Dick agreed readily, and as a matter of fact he lunched in Lewes with
Captain Arnutt that very day, thereby missing all the excitement over
Betty Murdoch's sprained ankle and Jan's clever rescue-work, but gaining
quite a good deal in other ways.




XV

JAN'S FIRST FIGHT


Dick Vaughan was away from home a good deal during the next few weeks,
and Jan and Finn often missed him, for his frequent visits to Nuthill
had been full of interest for them. It may be, too, that Jan's mistress
missed Dick Vaughan; but according to the Master, the young man was well
employed and by no means wasting his time. And Jan did have at least one
useful lesson in the week following Betty's accident on the Downs; and
it was a lesson which he never entirely forgot.

Jan was busily doing nothing in particular--"mucking about" as the
school-boys elegantly put it--in the little lane which forms a
right-of-way across the Downs, between the Nuthill orchard and the
westernmost of the Upcroft fields. Betty Murdoch was still nursing her
ankle; and, fast asleep in the hall beside her couch, Finn, the
wolfhound, was dreaming of a great kangaroo-hunt in which he and the
dingo bitch Warrigal were engaged in replenishing their Mount Desolation
larder. Suddenly Jan looked up, sniffing, from his idle play, and saw
against the sky-line, where the narrow lane rises sharply toward the
Downs, a gray-clad man in gaiters, with a long ash staff in his hand and
a big sheep-dog of sorts, descending together from the heights.

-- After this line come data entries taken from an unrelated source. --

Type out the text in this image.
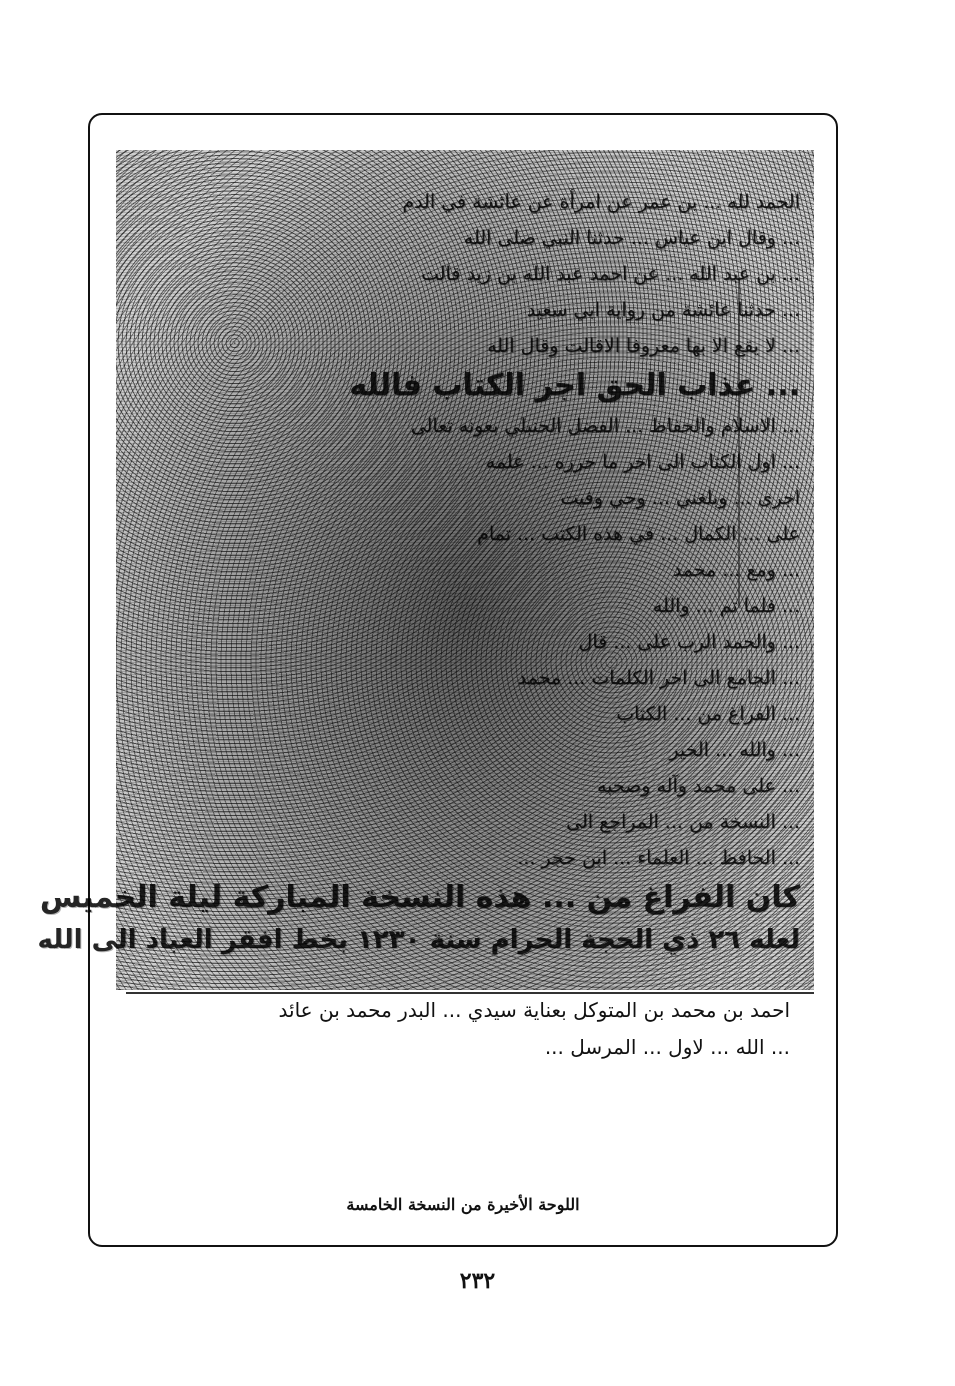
الحمد لله ... بن عمر عن امرأة عن عائشة في الدم
... وقال ابن عباس ... حدثنا النبي صلى الله
... بن عبد الله ... عن احمد عبد الله بن زيد قالت
... حدثنا عائشة من رواية ابي سعيد
... لا يقع الا بها معروفا الاقالت وقال الله
... عذاب الحق اجر الكتاب فالله
... الاسلام والحفاظ ... الفضل الحنبلي بعونه تعالى
... اول الكتاب الى اخر ما حرره ... علمه
اجرى ... وبلغني ... وحي وفيت
على ... الكمال ... في هذه الكتب ... تمام
... ومع ... محمد
... فلما تم ... والله
... والحمد الرب على ... قال
... الجامع الى اخر الكلمات ... محمد
... الفراغ من ... الكتاب
... والله ... الخير
... على محمد وآله وصحبه
... النسخة من ... المراجع الى
... الحافظ ... العلماء ... ابن حجر ...
كان الفراغ من ... هذه النسخة المباركة ليلة الخميس
لعله ٢٦ ذي الحجة الحرام سنة ١٢٣٠ بخط افقر العباد الى الله
احمد بن محمد بن المتوكل بعناية سيدي ... البدر محمد بن عائد
... الله ... لاول ... المرسل ...
اللوحة الأخيرة من النسخة الخامسة
٢٣٢
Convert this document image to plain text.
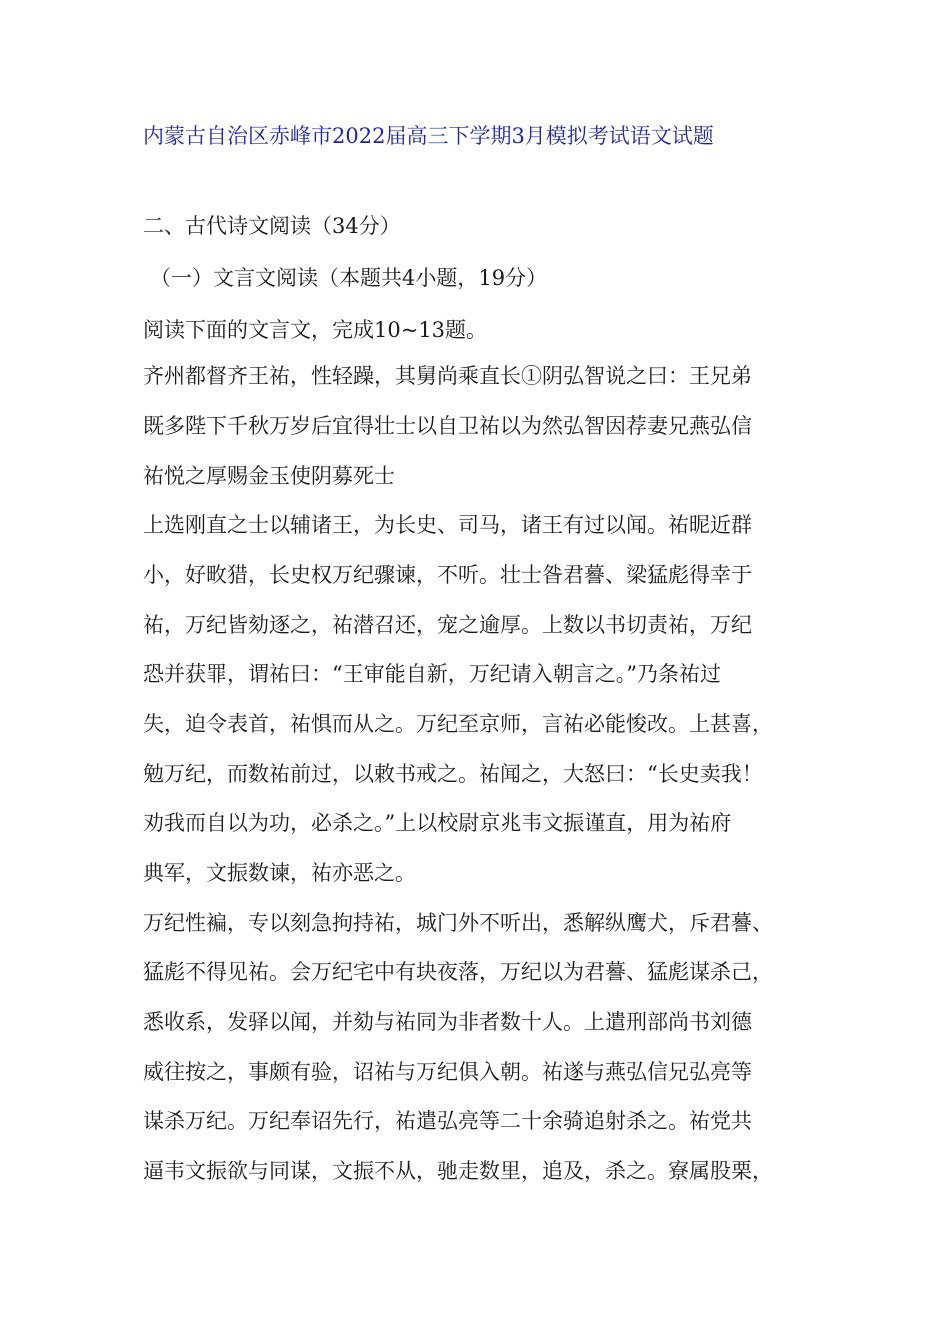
内蒙古自治区赤峰市2022届高三下学期3月模拟考试语文试题
二、古代诗文阅读（34分）
（一）文言文阅读（本题共4小题，19分）
阅读下面的文言文，完成10~13题。
齐州都督齐王祐，性轻躁，其舅尚乘直长①阴弘智说之曰：王兄弟
既多陛下千秋万岁后宜得壮士以自卫祐以为然弘智因荐妻兄燕弘信
祐悦之厚赐金玉使阴募死士
上选刚直之士以辅诸王，为长史、司马，诸王有过以闻。祐昵近群
小，好畋猎，长史权万纪骤谏，不听。壮士昝君謩、梁猛彪得幸于
祐，万纪皆劾逐之，祐潜召还，宠之逾厚。上数以书切责祐，万纪
恐并获罪，谓祐曰：“王审能自新，万纪请入朝言之。”乃条祐过
失，迫令表首，祐惧而从之。万纪至京师，言祐必能悛改。上甚喜，
勉万纪，而数祐前过，以敕书戒之。祐闻之，大怒曰：“长史卖我！
劝我而自以为功，必杀之。”上以校尉京兆韦文振谨直，用为祐府
典军，文振数谏，祐亦恶之。
万纪性褊，专以刻急拘持祐，城门外不听出，悉解纵鹰犬，斥君謩、
猛彪不得见祐。会万纪宅中有块夜落，万纪以为君謩、猛彪谋杀己，
悉收系，发驿以闻，并劾与祐同为非者数十人。上遣刑部尚书刘德
威往按之，事颇有验，诏祐与万纪俱入朝。祐遂与燕弘信兄弘亮等
谋杀万纪。万纪奉诏先行，祐遣弘亮等二十余骑追射杀之。祐党共
逼韦文振欲与同谋，文振不从，驰走数里，追及，杀之。寮属股栗，
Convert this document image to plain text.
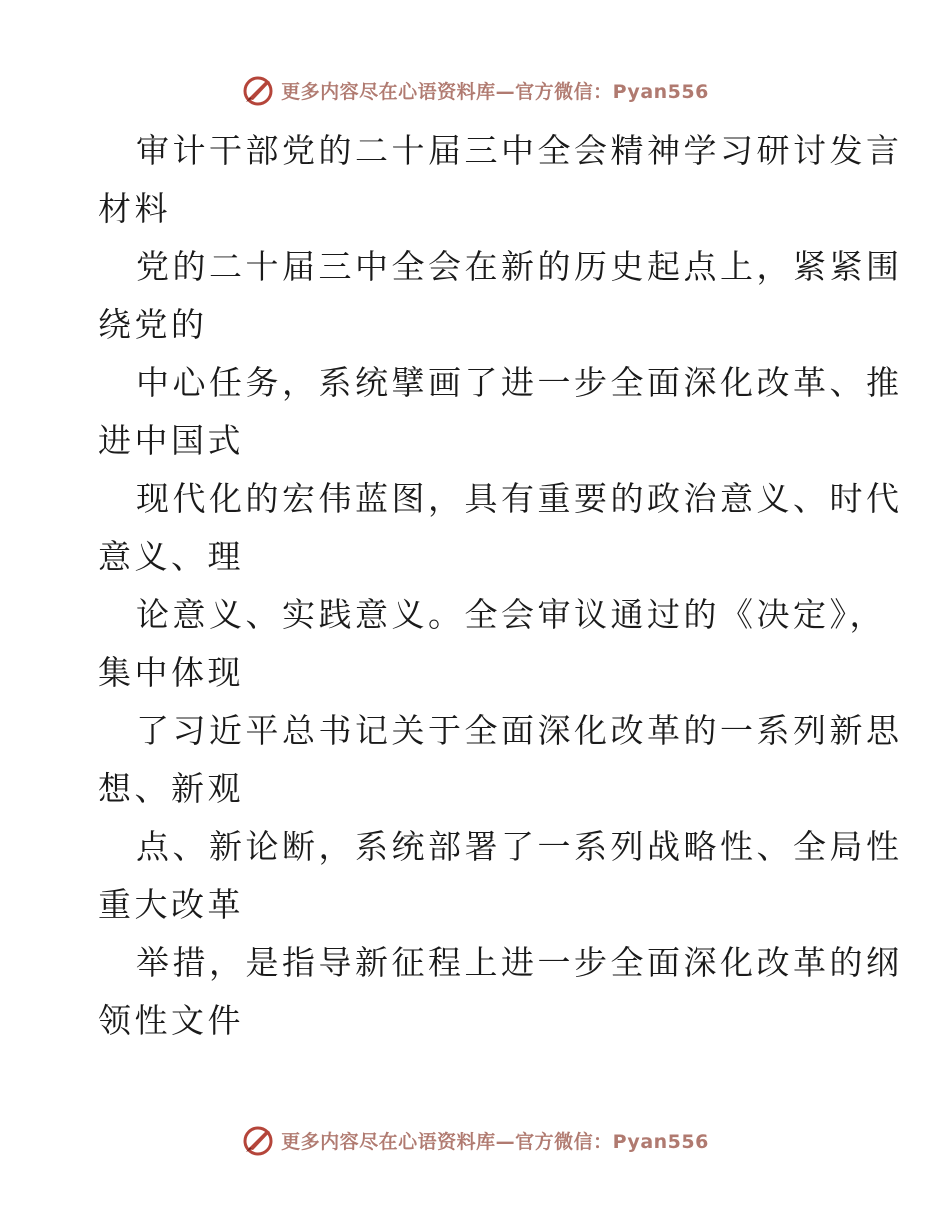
更多内容尽在心语资料库—官方微信：Pyan556
审计干部党的二十届三中全会精神学习研讨发言
材料
党的二十届三中全会在新的历史起点上，紧紧围
绕党的
中心任务，系统擘画了进一步全面深化改革、推
进中国式
现代化的宏伟蓝图，具有重要的政治意义、时代
意义、理
论意义、实践意义。全会审议通过的《决定》，
集中体现
了习近平总书记关于全面深化改革的一系列新思
想、新观
点、新论断，系统部署了一系列战略性、全局性
重大改革
举措，是指导新征程上进一步全面深化改革的纲
领性文件
更多内容尽在心语资料库—官方微信：Pyan556
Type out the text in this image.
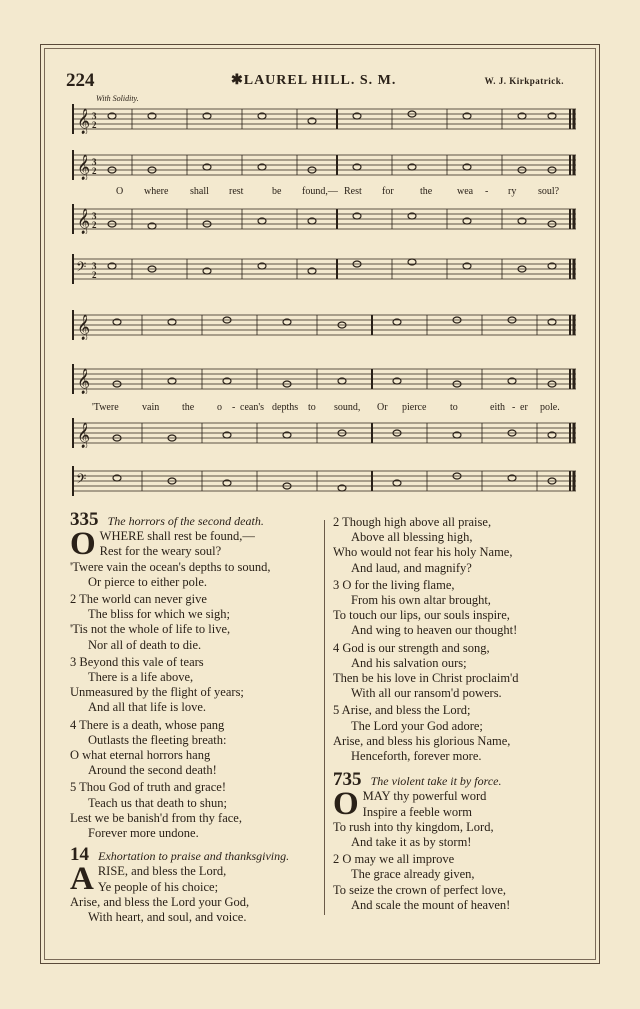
224	✱LAUREL HILL. S. M.	W. J. Kirkpatrick.
With Solidity.
𝄞 3
2
𝄞 3
2
O where shall rest	be found,— Rest for	the wea - ry soul?
𝄞 3
2
𝄢 3
2
𝄞
𝄞
'Twere vain the o - cean's depths to sound, Or pierce to	eith - er pole.
𝄞
𝄢
335 The horrors of the second death.
O WHERE shall rest be found,—
Rest for the weary soul?
'Twere vain the ocean's depths to sound,
Or pierce to either pole.
2 The world can never give
The bliss for which we sigh;
'Tis not the whole of life to live,
Nor all of death to die.
3 Beyond this vale of tears
There is a life above,
Unmeasured by the flight of years;
And all that life is love.
4 There is a death, whose pang
Outlasts the fleeting breath:
O what eternal horrors hang
Around the second death!
5 Thou God of truth and grace!
Teach us that death to shun;
Lest we be banish'd from thy face,
Forever more undone.
14 Exhortation to praise and thanksgiving.
A RISE, and bless the Lord,
Ye people of his choice;
Arise, and bless the Lord your God,
With heart, and soul, and voice.
2 Though high above all praise,
Above all blessing high,
Who would not fear his holy Name,
And laud, and magnify?
3 O for the living flame,
From his own altar brought,
To touch our lips, our souls inspire,
And wing to heaven our thought!
4 God is our strength and song,
And his salvation ours;
Then be his love in Christ proclaim'd
With all our ransom'd powers.
5 Arise, and bless the Lord;
The Lord your God adore;
Arise, and bless his glorious Name,
Henceforth, forever more.
735 The violent take it by force.
O MAY thy powerful word
Inspire a feeble worm
To rush into thy kingdom, Lord,
And take it as by storm!
2 O may we all improve
The grace already given,
To seize the crown of perfect love,
And scale the mount of heaven!
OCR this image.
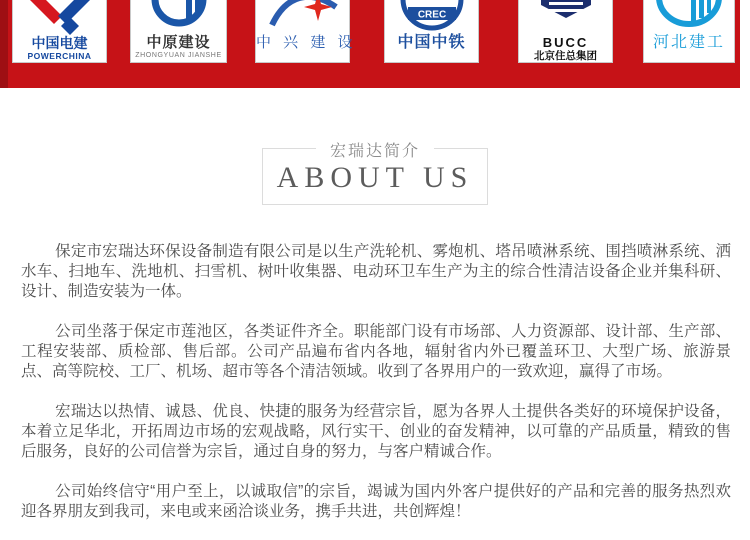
中国电建
POWERCHINA
中原建设
ZHONGYUAN JIANSHE
中 兴 建 设
CREC
中国中铁	BUCC
北京住总集团
河北建工
宏瑞达简介
ABOUT US

保定市宏瑞达环保设备制造有限公司是以生产洗轮机、雾炮机、塔吊喷淋系统、围挡喷淋系统、洒水车、扫地车、洗地机、扫雪机、树叶收集器、电动环卫车生产为主的综合性清洁设备企业并集科研、设计、制造安装为一体。

公司坐落于保定市莲池区，各类证件齐全。职能部门设有市场部、人力资源部、设计部、生产部、工程安装部、质检部、售后部。公司产品遍布省内各地，辐射省内外已覆盖环卫、大型广场、旅游景点、高等院校、工厂、机场、超市等各个清洁领域。收到了各界用户的一致欢迎，赢得了市场。

宏瑞达以热情、诚恳、优良、快捷的服务为经营宗旨，愿为各界人土提供各类好的环境保护设备，本着立足华北，开拓周边市场的宏观战略，风行实干、创业的奋发精神，以可靠的产品质量，精致的售后服务，良好的公司信誉为宗旨，通过自身的努力，与客户精诚合作。

公司始终信守“用户至上，以诚取信”的宗旨，竭诚为国内外客户提供好的产品和完善的服务热烈欢迎各界朋友到我司，来电或来函洽谈业务，携手共进，共创辉煌！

The man was David Crumplin, the sheep-dealer, and the dog was Grip,
whose reputation, all unknown though it was to Jan, reached from the
Romney marshes to the Solent; even as his sire's had carried weight from
York to the Border. Grip's dam, so the story went, had been a gipsy's
lurcher with Airedale blood in her. If so, his size and weight were
rather surprising; but his militant disposition may, to some extent,
have been explained. At all events, there was no sheep-dog of experience
between Winchelsea and Lewes who would have dreamed of treating Grip
with anything save the most careful respect and deference, since, while
hardly to be called either quarrelsome or aggressive, he was a noted
killer, a most formidable fighter when roused. He was also a past-master
in the driving of sheep, his coat was of the density of several
door-mats, and he had china-blue eyes with plenty of fire in them, but
no tenderness.

These things would, of course, have been ample in the shape of
credentials and introduction for any dog of ripe experience. For puppy
Jan (despite his hundred pounds of weight) they all went for nothing at
all. His salutation was a joyous, if slightly cracked, bark; a sort of--

"Hullo! a stranger! Come on! What larks!"

And he went prancing like a rocking-horse up the lane to meet Grip,
prepared to make a new friend, to romp, or do any other kind of thing
that was not serious. But, as it happened, the dour Grip was far more
than usually serious that morning. By over-severity in driving he had
lost a lamb that day in rounding up a flock across the Downs. The little
beast had slipped, under the pressure of the drive, and broken both fore
legs at the bottom of a deep pit. Grip had not made three such blunders
in his life, and the lambasting he had received for this one had bruised
every bone in his body. But for all this, he might have shown a shade
more tolerance toward Jan, since ninety-nine dogs in a hundred, even
among the fighters, will show patience and good humor where puppies are
concerned.

Jan's actual greeting of the sheep-dog was exceedingly clumsy and
awkward.

"Hullo, old hayseed!" he seemed to say as he bumped awkwardly into
Grip's right shoulder. "Come and have a game!"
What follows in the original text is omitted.